How long does a vaccine against tick-borne encephalitis last?

How long does a vaccine against tick-borne encephalitis last? - briefly

Immunity after the complete primary series typically persists for 3–5 years, after which a booster dose is recommended to maintain protection. Regular boosters every three to five years are advised for continued effectiveness.

How long does a vaccine against tick-borne encephalitis last? - in detail

The protection conferred by the tick‑borne encephalitis (TBE) vaccine persists for several years, but the exact duration depends on the immunisation schedule, the specific product used, and the recipient’s age and health status.

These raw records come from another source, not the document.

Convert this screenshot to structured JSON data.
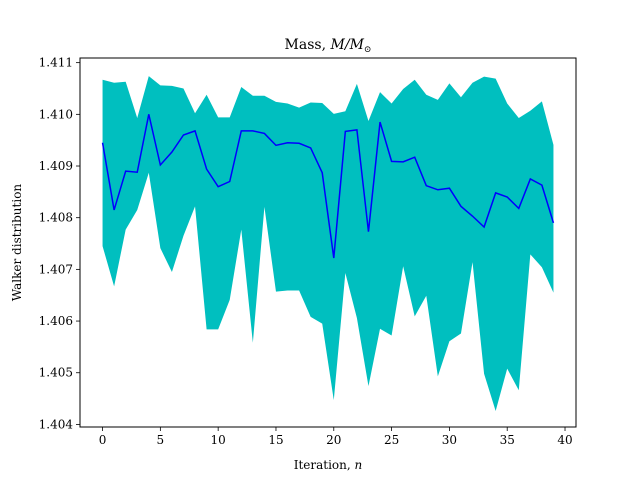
{
  "chart_data": {
    "type": "area",
    "title": "Mass,",
    "title_math": "M/M",
    "title_sub": "⊙",
    "xlabel": "Iteration,",
    "xlabel_math": "n",
    "ylabel": "Walker distribution",
    "xlim": [
      -1.95,
      40.95
    ],
    "ylim": [
      1.40395,
      1.41109
    ],
    "xticks": [
      0,
      5,
      10,
      15,
      20,
      25,
      30,
      35,
      40
    ],
    "yticks": [
      1.404,
      1.405,
      1.406,
      1.407,
      1.408,
      1.409,
      1.41,
      1.411
    ],
    "ytick_labels": [
      "1.404",
      "1.405",
      "1.406",
      "1.407",
      "1.408",
      "1.409",
      "1.410",
      "1.411"
    ],
    "line_color": "#0000ff",
    "band_color": "#00bfbf",
    "x": [
      0,
      1,
      2,
      3,
      4,
      5,
      6,
      7,
      8,
      9,
      10,
      11,
      12,
      13,
      14,
      15,
      16,
      17,
      18,
      19,
      20,
      21,
      22,
      23,
      24,
      25,
      26,
      27,
      28,
      29,
      30,
      31,
      32,
      33,
      34,
      35,
      36,
      37,
      38,
      39
    ],
    "series": [
      {
        "name": "median",
        "values": [
          1.40945,
          1.40815,
          1.4089,
          1.40888,
          1.41,
          1.40902,
          1.40927,
          1.4096,
          1.40968,
          1.40894,
          1.4086,
          1.4087,
          1.40968,
          1.40968,
          1.40963,
          1.4094,
          1.40945,
          1.40944,
          1.40935,
          1.40887,
          1.40722,
          1.40967,
          1.4097,
          1.40773,
          1.40985,
          1.40909,
          1.40908,
          1.40917,
          1.40862,
          1.40854,
          1.40857,
          1.40822,
          1.40803,
          1.40782,
          1.40848,
          1.4084,
          1.40818,
          1.40875,
          1.40863,
          1.4079
        ]
      },
      {
        "name": "upper",
        "values": [
          1.41067,
          1.41061,
          1.41063,
          1.40993,
          1.41074,
          1.41056,
          1.41055,
          1.4105,
          1.41002,
          1.41038,
          1.40994,
          1.40994,
          1.41053,
          1.41036,
          1.41036,
          1.41024,
          1.41021,
          1.41013,
          1.41023,
          1.41022,
          1.41001,
          1.41006,
          1.41059,
          1.40987,
          1.41043,
          1.41021,
          1.41049,
          1.41067,
          1.41038,
          1.41028,
          1.4106,
          1.41033,
          1.41061,
          1.41073,
          1.41069,
          1.41021,
          1.40993,
          1.41007,
          1.41025,
          1.40941
        ]
      },
      {
        "name": "lower",
        "values": [
          1.40745,
          1.40667,
          1.40777,
          1.40815,
          1.40887,
          1.40741,
          1.40695,
          1.40765,
          1.40822,
          1.40584,
          1.40584,
          1.40641,
          1.40777,
          1.40558,
          1.40821,
          1.40657,
          1.40659,
          1.40659,
          1.40608,
          1.40595,
          1.40447,
          1.40693,
          1.40606,
          1.40474,
          1.40585,
          1.40572,
          1.40706,
          1.40609,
          1.40649,
          1.40493,
          1.40561,
          1.40576,
          1.40714,
          1.40498,
          1.40426,
          1.40508,
          1.40466,
          1.40729,
          1.40704,
          1.40655
        ]
      }
    ],
    "grid": false,
    "legend": "none"
  }
}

A standard primary series consists of three injections. The first two doses are administered one to three months apart, followed by a third dose five to twelve months after the second. This regimen establishes a baseline of immunity that typically remains adequate for at least three to five years in adults. After this period, a booster dose is recommended to sustain protective antibody levels.

Key factors influencing longevity of immunity:

  • Vaccine brand – the two licensed formulations (Encepur and FSME‑IMMUN) show comparable short‑term efficacy; long‑term data suggest a slightly longer interval between boosters for FSME‑IMMUN in younger adults.
  • Age – individuals over 60 experience a faster decline in antibody titres; boosters are advised every three years rather than five.
  • Immunocompromised status – patients with weakened immune systems may lose protection within two years and require more frequent revaccination.
  • Geographical exposure – regions with higher tick activity or endemic TBE strains may warrant shorter booster intervals.

Current guidelines from the European Centre for Disease Prevention and Control (ECDC) and national health authorities prescribe the following booster schedule:

  1. Adults 18–60 years: booster every five years after the primary series.
  2. Adults >60 years: booster every three years.
  3. Children (1–15 years): booster every five years, with the first booster administered at least one year after the third primary dose.
  4. Immunocompromised persons: booster every two to three years, with serological testing to confirm adequate antibody levels.

Serological monitoring can identify waning immunity. An anti‑TBE IgG concentration above 100 mIU/mL is generally accepted as protective; values below this threshold signal the need for an early booster.

In summary, the TBE vaccine provides durable protection for a minimum of three years, extending to five years in most healthy adults. Adjustments to the booster interval are required for older age groups, immunocompromised patients, and individuals with high exposure risk. Regular assessment of antibody titres ensures continued efficacy.